Normington: Some users have expressed the desire to see Virgo continue. I estimate that over the past few months, it took me about half a day a week to keep the project ticking over, respond to user queries, etc. I have offered to help anyone who wants to step forward to get them comfortable with the role. It's not that onerous given the skilled committers that the project has.
InfoQ: Why did you step down?
Normington: I now work for Pivotal which is developing a PaaS. Although it's possible to run Virgo on a PaaS, there isn't a natural fit between fine-grained modular OSGi applications with the capability to dynamically start and stop individual bundles and the PaaS model of launching an application with a single "push" operation. Pivotal is operating a bit like a startup and so I can't afford the time to keep working on Virgo.
InfoQ: What are you moving on to do?
Normington: I am working on the Cloud Foundry open source PaaS, developing "buildpacks" for running Java applications. These are written in Ruby, which is fun.
InfoQ: Since Oracle have granted TCKs to test Virgo and EclipseLink, is there anyone who will be following that up and gaining certification, or is that on hold until the next lead takes over?
Normington: It's on hold until there is a new project lead.

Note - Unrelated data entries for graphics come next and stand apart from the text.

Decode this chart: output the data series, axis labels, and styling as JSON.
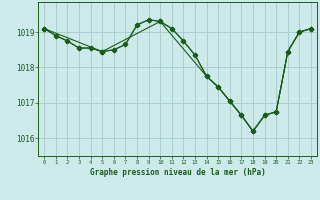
{
  "background_color": "#cceaea",
  "grid_color": "#aacfcf",
  "line_color": "#1a5c1a",
  "title": "Graphe pression niveau de la mer (hPa)",
  "ylim": [
    1015.5,
    1019.85
  ],
  "xlim": [
    -0.5,
    23.5
  ],
  "yticks": [
    1016,
    1017,
    1018,
    1019
  ],
  "xticks": [
    0,
    1,
    2,
    3,
    4,
    5,
    6,
    7,
    8,
    9,
    10,
    11,
    12,
    13,
    14,
    15,
    16,
    17,
    18,
    19,
    20,
    21,
    22,
    23
  ],
  "line1_x": [
    0,
    1,
    2,
    3,
    4,
    5,
    6,
    7,
    8,
    9,
    10,
    11,
    12,
    13,
    14,
    15,
    16,
    17,
    18,
    19,
    20,
    21,
    22,
    23
  ],
  "line1_y": [
    1019.1,
    1018.9,
    1018.75,
    1018.55,
    1018.55,
    1018.45,
    1018.5,
    1018.65,
    1019.2,
    1019.35,
    1019.3,
    1019.1,
    1018.75,
    1018.35,
    1017.75,
    1017.45,
    1017.05,
    1016.65,
    1016.2,
    1016.65,
    1016.75,
    1018.45,
    1019.0,
    1019.1
  ],
  "line2_x": [
    0,
    1,
    2,
    3,
    4,
    5,
    6,
    7,
    8,
    9,
    10,
    14,
    15,
    16,
    17,
    18,
    19,
    20,
    21,
    22,
    23
  ],
  "line2_y": [
    1019.1,
    1018.9,
    1018.75,
    1018.55,
    1018.55,
    1018.45,
    1018.5,
    1018.65,
    1019.2,
    1019.35,
    1019.3,
    1017.75,
    1017.45,
    1017.05,
    1016.65,
    1016.2,
    1016.65,
    1016.75,
    1018.45,
    1019.0,
    1019.1
  ],
  "line3_x": [
    0,
    5,
    10,
    11,
    12,
    13,
    14,
    15,
    16,
    17,
    18,
    19,
    20,
    21,
    22,
    23
  ],
  "line3_y": [
    1019.1,
    1018.45,
    1019.3,
    1019.1,
    1018.75,
    1018.35,
    1017.75,
    1017.45,
    1017.05,
    1016.65,
    1016.2,
    1016.65,
    1016.75,
    1018.45,
    1019.0,
    1019.1
  ]
}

There is a bit of legal work required by any new project lead and their company. But the technical work should be straightforward given that SAP have already certified their HANA Cloud platform.
InfoQ: What's happening to the SpringSource Enterprise Bundle Repository?
Normington: We've helped to launch the Eclipse Bundle Recipes project, which IBM now leads. This is aimed to provide a community-based source of high quality OSGi bundles. We contributed manifest templates from the SpringSource Enterprise Bundle Repository so that these are available to anyone who wants to use them. We've now frozen the content of the SpringSource Enterprise Bundle Repository but are keeping it available for at least one year.